The things one sees during the holidays.
I had coffee last weekend with a friend. I ran into a woman and her beagle at the entrance of the shop and bolted inside before she captured me. She will talk to anyone for ages about her dog and how much it’s costing her to keep him alive. Something in the vicinity of $20,000. He pooch has two bionic knees otherwise he wouldn’t have made it. He’s now on expensive drugs for skin allergies. And the list goes on. Every time I’m at the coffee shop she’s there, so I suspect she goes every weekend in search of an audience. The man in the picture? That’s her husband. Notice the delighted expression on his face.
I thought this planter decoration was great. Different. Colorful. Something to use all winter long.
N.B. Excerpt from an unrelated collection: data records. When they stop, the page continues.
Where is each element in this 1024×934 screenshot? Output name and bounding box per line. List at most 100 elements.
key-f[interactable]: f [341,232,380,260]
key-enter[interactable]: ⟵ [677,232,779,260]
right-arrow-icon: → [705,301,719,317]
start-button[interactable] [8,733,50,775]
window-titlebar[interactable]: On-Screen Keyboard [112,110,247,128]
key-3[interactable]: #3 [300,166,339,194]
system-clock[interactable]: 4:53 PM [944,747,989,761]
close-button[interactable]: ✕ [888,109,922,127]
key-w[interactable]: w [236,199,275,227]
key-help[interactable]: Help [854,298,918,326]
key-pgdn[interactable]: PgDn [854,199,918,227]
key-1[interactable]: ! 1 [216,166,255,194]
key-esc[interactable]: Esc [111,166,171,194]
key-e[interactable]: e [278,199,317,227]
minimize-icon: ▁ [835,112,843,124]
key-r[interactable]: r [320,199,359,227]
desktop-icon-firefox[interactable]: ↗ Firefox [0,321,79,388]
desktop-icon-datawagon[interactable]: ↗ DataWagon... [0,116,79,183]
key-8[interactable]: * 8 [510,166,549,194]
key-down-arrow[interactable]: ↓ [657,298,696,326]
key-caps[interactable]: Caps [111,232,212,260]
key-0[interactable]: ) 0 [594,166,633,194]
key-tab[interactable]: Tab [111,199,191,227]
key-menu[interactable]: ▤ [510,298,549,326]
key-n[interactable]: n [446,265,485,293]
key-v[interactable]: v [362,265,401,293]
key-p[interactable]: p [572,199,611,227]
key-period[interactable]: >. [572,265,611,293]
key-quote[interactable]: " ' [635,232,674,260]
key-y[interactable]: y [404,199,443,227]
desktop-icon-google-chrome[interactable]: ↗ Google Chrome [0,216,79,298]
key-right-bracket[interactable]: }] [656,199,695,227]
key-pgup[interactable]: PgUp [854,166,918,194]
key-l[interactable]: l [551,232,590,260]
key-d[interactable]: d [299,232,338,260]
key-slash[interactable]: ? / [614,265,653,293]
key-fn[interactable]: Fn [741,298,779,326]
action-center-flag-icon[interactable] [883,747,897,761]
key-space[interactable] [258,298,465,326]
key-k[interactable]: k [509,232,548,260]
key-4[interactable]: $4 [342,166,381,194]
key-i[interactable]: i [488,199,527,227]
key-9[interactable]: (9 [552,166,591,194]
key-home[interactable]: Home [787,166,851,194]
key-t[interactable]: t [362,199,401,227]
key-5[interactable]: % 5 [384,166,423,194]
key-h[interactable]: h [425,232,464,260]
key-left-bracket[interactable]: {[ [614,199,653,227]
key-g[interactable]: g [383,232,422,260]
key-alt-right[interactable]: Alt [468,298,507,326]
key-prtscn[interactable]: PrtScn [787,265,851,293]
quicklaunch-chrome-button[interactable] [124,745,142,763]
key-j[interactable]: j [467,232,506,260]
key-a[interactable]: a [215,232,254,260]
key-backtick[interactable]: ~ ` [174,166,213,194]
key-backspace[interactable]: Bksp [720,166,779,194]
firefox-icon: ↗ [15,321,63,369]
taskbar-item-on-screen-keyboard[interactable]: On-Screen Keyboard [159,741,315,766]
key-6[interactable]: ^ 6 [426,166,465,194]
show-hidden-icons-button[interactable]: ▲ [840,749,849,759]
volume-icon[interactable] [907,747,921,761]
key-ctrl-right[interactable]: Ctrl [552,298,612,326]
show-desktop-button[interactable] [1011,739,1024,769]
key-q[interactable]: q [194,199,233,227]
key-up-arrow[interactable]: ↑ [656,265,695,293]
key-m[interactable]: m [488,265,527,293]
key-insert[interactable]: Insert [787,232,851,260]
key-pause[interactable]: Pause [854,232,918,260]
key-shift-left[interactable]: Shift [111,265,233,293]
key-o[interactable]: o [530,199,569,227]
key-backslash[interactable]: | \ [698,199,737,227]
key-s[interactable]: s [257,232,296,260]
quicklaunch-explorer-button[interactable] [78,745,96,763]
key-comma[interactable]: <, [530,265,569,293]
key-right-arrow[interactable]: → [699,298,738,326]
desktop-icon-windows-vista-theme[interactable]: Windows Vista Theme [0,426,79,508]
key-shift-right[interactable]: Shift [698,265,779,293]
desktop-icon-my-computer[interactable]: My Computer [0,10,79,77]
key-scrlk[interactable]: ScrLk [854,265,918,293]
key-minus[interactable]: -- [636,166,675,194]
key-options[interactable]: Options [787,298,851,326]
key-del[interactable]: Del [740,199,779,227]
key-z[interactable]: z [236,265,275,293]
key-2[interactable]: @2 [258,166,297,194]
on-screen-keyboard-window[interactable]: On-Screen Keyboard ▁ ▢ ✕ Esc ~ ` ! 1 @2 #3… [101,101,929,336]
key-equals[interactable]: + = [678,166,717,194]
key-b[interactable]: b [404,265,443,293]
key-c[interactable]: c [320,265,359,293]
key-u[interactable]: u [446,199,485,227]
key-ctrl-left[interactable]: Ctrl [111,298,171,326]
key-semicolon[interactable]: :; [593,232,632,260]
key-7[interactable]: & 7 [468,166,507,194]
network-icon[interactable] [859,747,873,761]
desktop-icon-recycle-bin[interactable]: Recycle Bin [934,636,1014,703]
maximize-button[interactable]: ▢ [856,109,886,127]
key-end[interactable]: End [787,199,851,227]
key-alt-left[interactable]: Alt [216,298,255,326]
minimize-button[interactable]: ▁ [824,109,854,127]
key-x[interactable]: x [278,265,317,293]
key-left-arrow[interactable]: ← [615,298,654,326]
It was lobby decor in a building that used to be home to the local post office. Now we have to hunt for where it moved to. No forwarding address.
Calvin says, “I’m signing a DNR. Do not reconstruct. Me.”
Time and time again Alf and I marvel at people who are immensely talented and yet shy away from their gifts. We know of several with writing gifts who never put pen to paper. Others who have a terrific fashion sense and keep it all to themselves. And there are those who do pursue their artistic callings with courage and conviction, but with little support from friends and loved ones. In fact, they’re often told to get a real job. What is it about art that garners less respect than other professions like business or engineering? Heck, there’s more respect for the G-Man (garbage collector) than a painter.
We live in a day of practicality. Does the job make money? Will it sustain you and a spouse and children? Will it give you a house, a car and a yearly vacation? Or will you have to eat out of a paper bag full of moldy veggies?
Being an artist is not for the fainthearted. It wasn’t easy living for Van Gogh and his generation nor is it any easier for people today. But one thing is different. Anybody with an ounce of skill is posting like mad on social media in the hope of getting noticed. Consequently there’s a lot of bad art out there. There’s also some good stuff. The serious artist, however avoids it all in favor of a website with class.
It’s like commercial fiction. The serious literary types look down their erudite noses at the fabulously successful writers who make millions with their popular, badly written novels. Secretly they probably wish they could make that kind of money, but they wouldn’t dare try. It would be beneath them.
So what’s an artist to do? I say keep at it, no matter how difficult the task. Post away. Talk it up. Send it out. You never know what door will open.
Calvin says, “I’m so glad I’m only talented in one thing – food. What’s for dinner?”